There are, no doubt, modern people who engage in homosexual sex for reasons similar to those identified in Romans 1. If someone began with a clear heterosexual orientation, but rejected God and began experimenting with gay sex simply as a way of experiencing a new set of pleasures, then this passage may apply to that person. But this is not the experience of the vast majority of gay, lesbian, and bisexual people. Consider Tyler’s story:
From the time Tyler was a very young man his main desire was to do God’s will. He was raised by missionary parents, and at the age of five he acknowledged his need for God and prayed for Jesus to come into his heart. He didn’t understand exactly what that meant, but he always tried to live a life that glorified God. In high school, his friends thought of him as different because his faith in God and in the teachings of his church did not allow him to drink and dance. When a girl asked him to the prom, he went, but he made sure they started the date by praying together. Unlike the people condemned in Romans 1, Tyler acknowledged, glorified, and worshipped God. For him, spiritual pursuits were much more important than earthly pleasures.

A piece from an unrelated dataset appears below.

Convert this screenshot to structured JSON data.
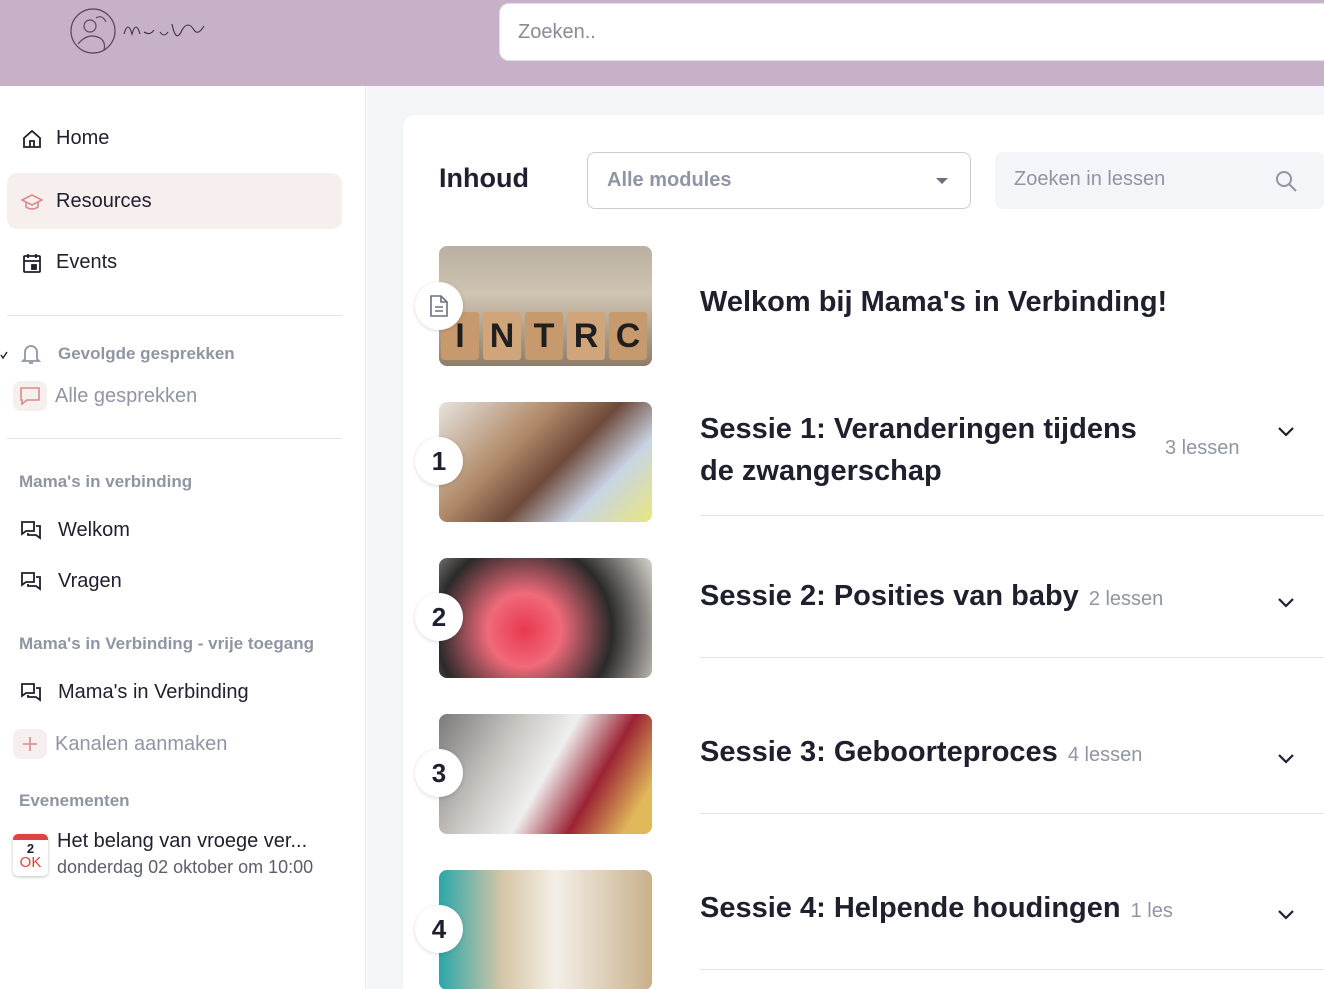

However, by the time Tyler decided to go to a Christian college, he was already having feelings of attraction toward men and knew he was not attracted to women. He believed these feelings were wrong, so he suppressed his natural attractions and told himself he must be asexual. And, when he finally acknowledged his attraction to men during his fourth year of college, it was not during a search for unbounded sexual pleasure or in the context of pagan worship rituals. It was during a night of intense prayer when he was questioning whether he should try to pursue a relationship with a female friend. During that time of prayer, Tyler was strongly impressed that he needed, instead, to deal with his innate attraction to men.
For Tyler, a Christian child of missionaries, his first reaction was to seek spiritual advice. He immediately went to a trusted professor and soon began therapy with one of the counselors at his Christian school. For the next several years, he continued to remain celibate as he wrestled with Scripture and with his church’s teachings, trying to find out how he should live as a gay man. He tried always to live a life free of covetousness, malice, envy, strife, and pride. And, even when Tyler came to the conclusion that Scripture affirmed him as an innately gay individual, his respect for the teaching of his parents and his love of God convinced him to remain a virgin until meeting his spouse, Rob.
Jeff’s story is similar. And we know of hundreds of other gay people who could tell stories of struggling with their same-sex attractions while diligently serving God. These are not idolaters, people who hated God and pursued their own desire for new and greater sexual thrills. These are lovers of God who, nevertheless, have been attracted to people of the same sex from early in life. They are innate (i.e., natural) homosexuals.
Paul simply does not address our model of stable, loving homosexual relationships among people of faith. It might be fair to ask, “If Paul had known some people are innately homosexual and if he had been aware of stable, loving gay relationships among devout people of faith, would he still have disapproved?” However, any answer we came up with would be fanciful speculation, because the fact is Paul did not address this issue in his letter to the Romans. He was addressing a different set of facts and, under the guidance of the Holy Spirit, issued a ruling applicable to those facts. We must look elsewhere in Scripture for guidance on our question.